I am supposed to preprocess some PDFs in a folder. I am supposed to remove punctuation, make everything lower case and remove stopwords, and add some extra data from another CSV to it (as metadata). But I cannot even open them. All the googling does not help, since I do not understand the error message (none of the examples from other people helped, since they had different data types).
This is my code so far:
import PyPDF2
import re
for k in range(1,312):
# open the pdf file
object = PyPDF2.PdfFileReader("/Users/n_n/Desktop/Digitalization/reserve" % (k))
and this is what happens
---------------------------------------------------------------------------
TypeError Traceback (most recent call last)
Input In [37], in <cell line: 4>()
2 import re
4 for k in range(1,312):
5 # open the pdf file
----> 6 object = PyPDF2.PdfFileReader("/Users/n_n/Desktop/Digitalization/reserve" % (k))

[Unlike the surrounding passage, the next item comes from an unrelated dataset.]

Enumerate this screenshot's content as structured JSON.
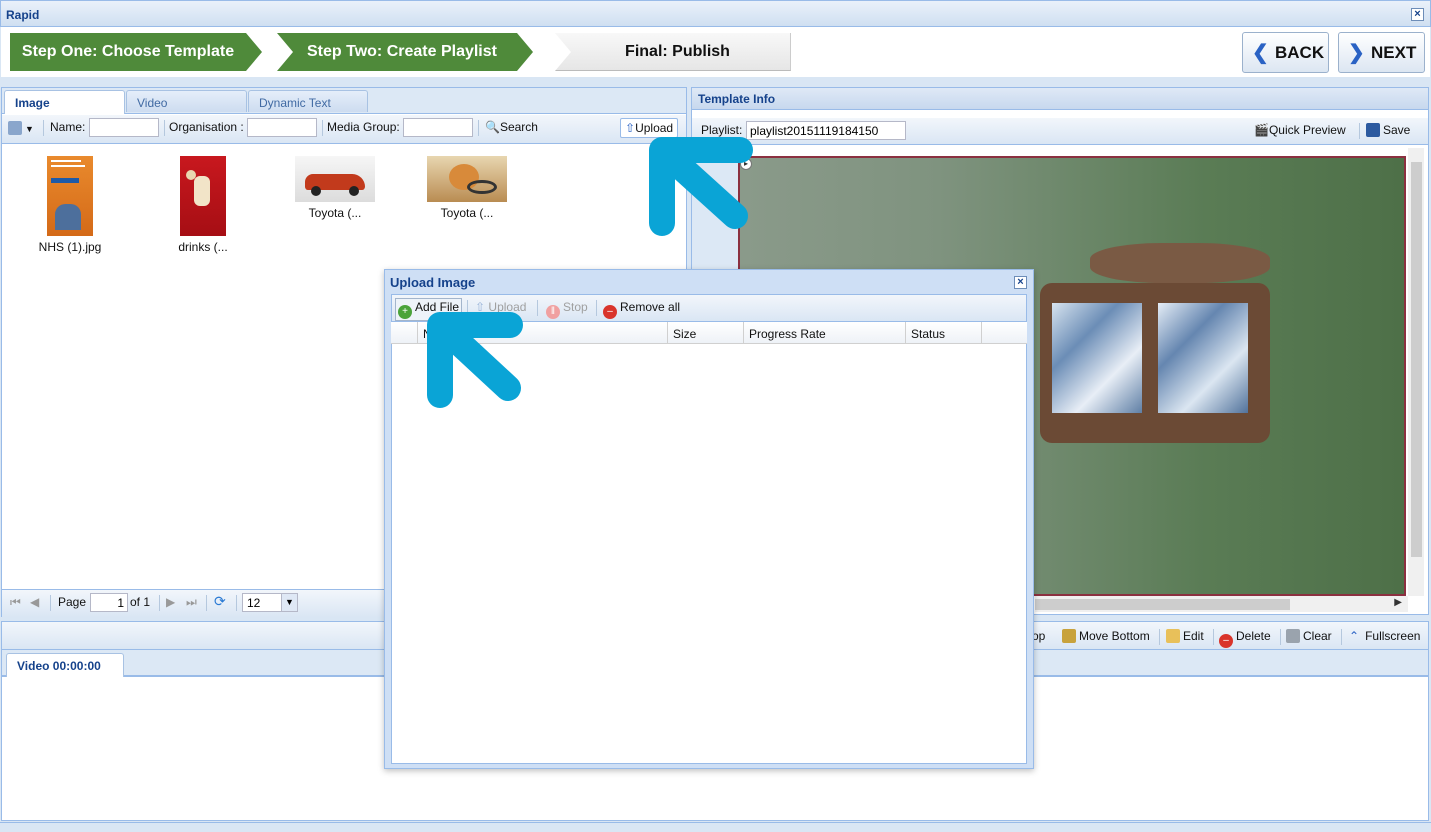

TypeError: not all arguments converted during string formatting
You have forgotten to add the string formatting parameter:
object = PyPDF2.PdfFileReader("/Users/n_n/Desktop/Digitalization/reserve%s" % k)
Note the "%s"
at the end of the file path string. When formatting with the %
operator, the "%s"
is replaced by the formatting argument you pass, which in this case it's str(k)
.